Podczas wspólnej konferencji prasowej z Johnsonem w Berlinie Merkel przypomniała, dlaczego Rosja została wykluczona z G8 i jakie są warunki powrotu. Zwróciła uwagę, że w ostatnim czasie widać postęp chociażby w sprawie porozumień z Mińska. Stan ich realizacji nie jest jednak jeszcze zadowalający. Obiecała, że sprawa powróci, gdy tylko będzie to uzasadnione.

Wtórował jej szef brytyjskiego rządu. "Jestem świadom działań mających na celu reintegrację Rosji z G7. Ale biorąc pod uwagę, co się stało w Salisbury - użycie broni chemicznej na brytyjskiej ziemi; dalszy brak stabilności - wojnę domową na Ukrainie; prowokacje Rosji nie tylko na Ukrainie, ale też w innych miejscach; wszystko to sprawia, że zgadzam się w zupełności z kanclerz Merkel" - powiedział Johnson.
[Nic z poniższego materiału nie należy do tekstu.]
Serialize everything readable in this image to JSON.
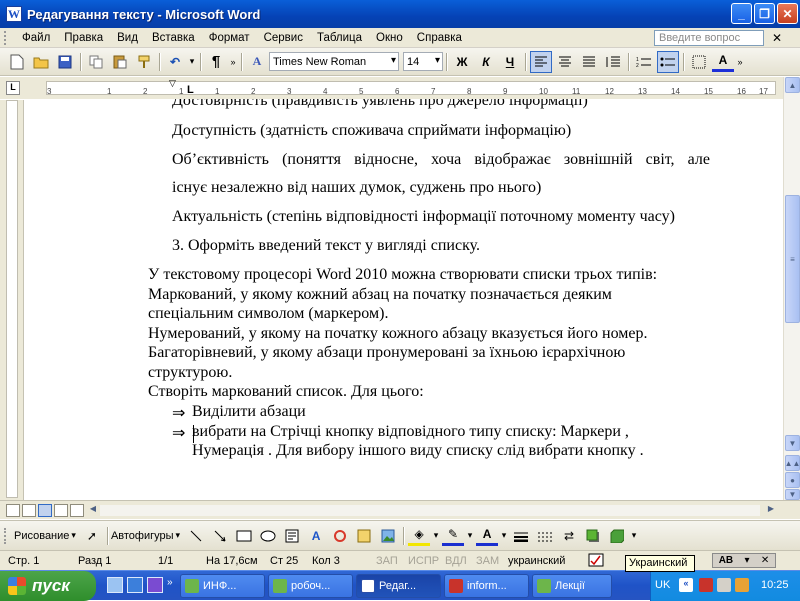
{
  "window": {
    "title": "Редагування тексту - Microsoft Word",
    "app_icon": "W"
  },
  "menubar": {
    "items": [
      "Файл",
      "Правка",
      "Вид",
      "Вставка",
      "Формат",
      "Сервис",
      "Таблица",
      "Окно",
      "Справка"
    ],
    "help_placeholder": "Введите вопрос"
  },
  "toolbar": {
    "font_name": "Times New Roman",
    "font_size": "14",
    "bold": "Ж",
    "italic": "К",
    "underline": "Ч",
    "pilcrow": "¶"
  },
  "ruler": {
    "ticks": [
      "3",
      "1",
      "2",
      "1",
      "1",
      "2",
      "3",
      "4",
      "5",
      "6",
      "7",
      "8",
      "9",
      "10",
      "11",
      "12",
      "13",
      "14",
      "15",
      "16",
      "17"
    ]
  },
  "document": {
    "lines": [
      "Достовірність (правдивість уявлень про джерело інформації)",
      "Доступність (здатність споживача сприймати інформацію)",
      "Об’єктивність  (поняття  відносне,  хоча  відображає  зовнішній  світ,  але",
      "існує незалежно від наших думок, суджень про нього)",
      "Актуальність (степінь відповідності інформації поточному моменту часу)",
      "3.  Оформіть введений текст у вигляді списку.",
      "У текстовому процесорі Word 2010 можна створювати списки трьох типів:",
      "Маркований, у якому кожний абзац на початку позначається деяким",
      "спеціальним символом (маркером).",
      "Нумерований, у якому на початку кожного абзацу вказується його номер.",
      "Багаторівневий, у якому абзаци пронумеровані за їхньою ієрархічною",
      "структурою.",
      "Створіть маркований список. Для цього:",
      "Виділити  абзаци",
      "вибрати на Стрічці кнопку відповідного типу списку: Маркери ,",
      "Нумерація . Для вибору іншого виду списку слід вибрати кнопку ."
    ],
    "bullet": "⇒"
  },
  "drawbar": {
    "draw_label": "Рисование",
    "autoshapes_label": "Автофигуры"
  },
  "statusbar": {
    "page": "Стр. 1",
    "section": "Разд 1",
    "pages": "1/1",
    "at": "На 17,6см",
    "line": "Ст 25",
    "col": "Кол 3",
    "rec": "ЗАП",
    "trk": "ИСПР",
    "ext": "ВДЛ",
    "ovr": "ЗАМ",
    "language": "украинский"
  },
  "tooltip": {
    "text": "Украинский"
  },
  "taskbar": {
    "start": "пуск",
    "tasks": [
      "ИНФ...",
      "робоч...",
      "Редаг...",
      "inform...",
      "Лекції"
    ],
    "lang": "UK",
    "clock": "10:25"
  }
}
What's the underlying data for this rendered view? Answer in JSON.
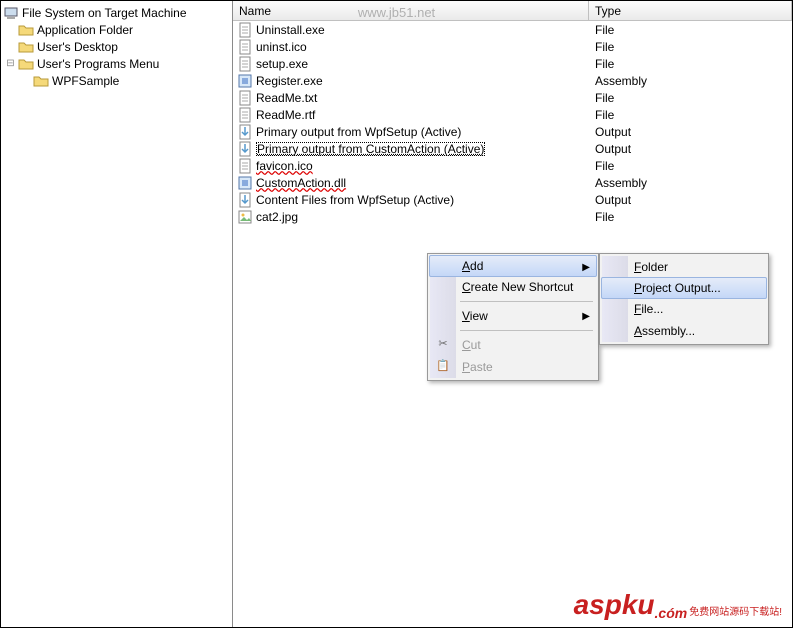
{
  "watermark": "www.jb51.net",
  "tree": {
    "root": "File System on Target Machine",
    "nodes": [
      {
        "label": "Application Folder",
        "depth": 1,
        "kind": "folder",
        "exp": false
      },
      {
        "label": "User's Desktop",
        "depth": 1,
        "kind": "folder",
        "exp": false
      },
      {
        "label": "User's Programs Menu",
        "depth": 1,
        "kind": "folder",
        "exp": true
      },
      {
        "label": "WPFSample",
        "depth": 2,
        "kind": "folder",
        "exp": false
      }
    ]
  },
  "columns": {
    "name": "Name",
    "type": "Type"
  },
  "files": [
    {
      "name": "Uninstall.exe",
      "type": "File",
      "icon": "doc"
    },
    {
      "name": "uninst.ico",
      "type": "File",
      "icon": "doc"
    },
    {
      "name": "setup.exe",
      "type": "File",
      "icon": "doc"
    },
    {
      "name": "Register.exe",
      "type": "Assembly",
      "icon": "asm"
    },
    {
      "name": "ReadMe.txt",
      "type": "File",
      "icon": "doc"
    },
    {
      "name": "ReadMe.rtf",
      "type": "File",
      "icon": "doc"
    },
    {
      "name": "Primary output from WpfSetup (Active)",
      "type": "Output",
      "icon": "out"
    },
    {
      "name": "Primary output from CustomAction (Active)",
      "type": "Output",
      "icon": "out",
      "selected": true
    },
    {
      "name": "favicon.ico",
      "type": "File",
      "icon": "doc",
      "wavy": true
    },
    {
      "name": "CustomAction.dll",
      "type": "Assembly",
      "icon": "asm",
      "wavy": true
    },
    {
      "name": "Content Files from WpfSetup (Active)",
      "type": "Output",
      "icon": "out"
    },
    {
      "name": "cat2.jpg",
      "type": "File",
      "icon": "img"
    }
  ],
  "contextMenu": {
    "items": [
      {
        "label": "Add",
        "arrow": true,
        "highlighted": true
      },
      {
        "label": "Create New Shortcut"
      },
      {
        "sep": true
      },
      {
        "label": "View",
        "arrow": true
      },
      {
        "sep": true
      },
      {
        "label": "Cut",
        "disabled": true,
        "icon": "cut"
      },
      {
        "label": "Paste",
        "disabled": true,
        "icon": "paste"
      }
    ]
  },
  "subMenu": {
    "items": [
      {
        "label": "Folder"
      },
      {
        "label": "Project Output...",
        "highlighted": true
      },
      {
        "label": "File..."
      },
      {
        "label": "Assembly..."
      }
    ]
  },
  "logo": {
    "main": "aspku",
    "ext": ".cóm",
    "sub": "免费网站源码下载站!"
  }
}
Prezydent Francji Emmanuel Macron oświadczył w środę, że przywrócenie formatu G8 (G7+Rosja) bez rozwiązania sprawy Ukrainy byłoby błędem i podkreśliłoby słabość zachodnich sił.

"Myślę, że powiedzenie, że Rosja może powrócić do stołu bez żadnych warunków, byłoby podpisaniem się pod słabością G7" - powiedział mediom Macron przed zaplanowanym na ten weekend szczytem G7 w Biarritz.

Reklama

"Byłoby to dla nas błędem strategicznym i uświęceniem okresu bezkarności" - dodał.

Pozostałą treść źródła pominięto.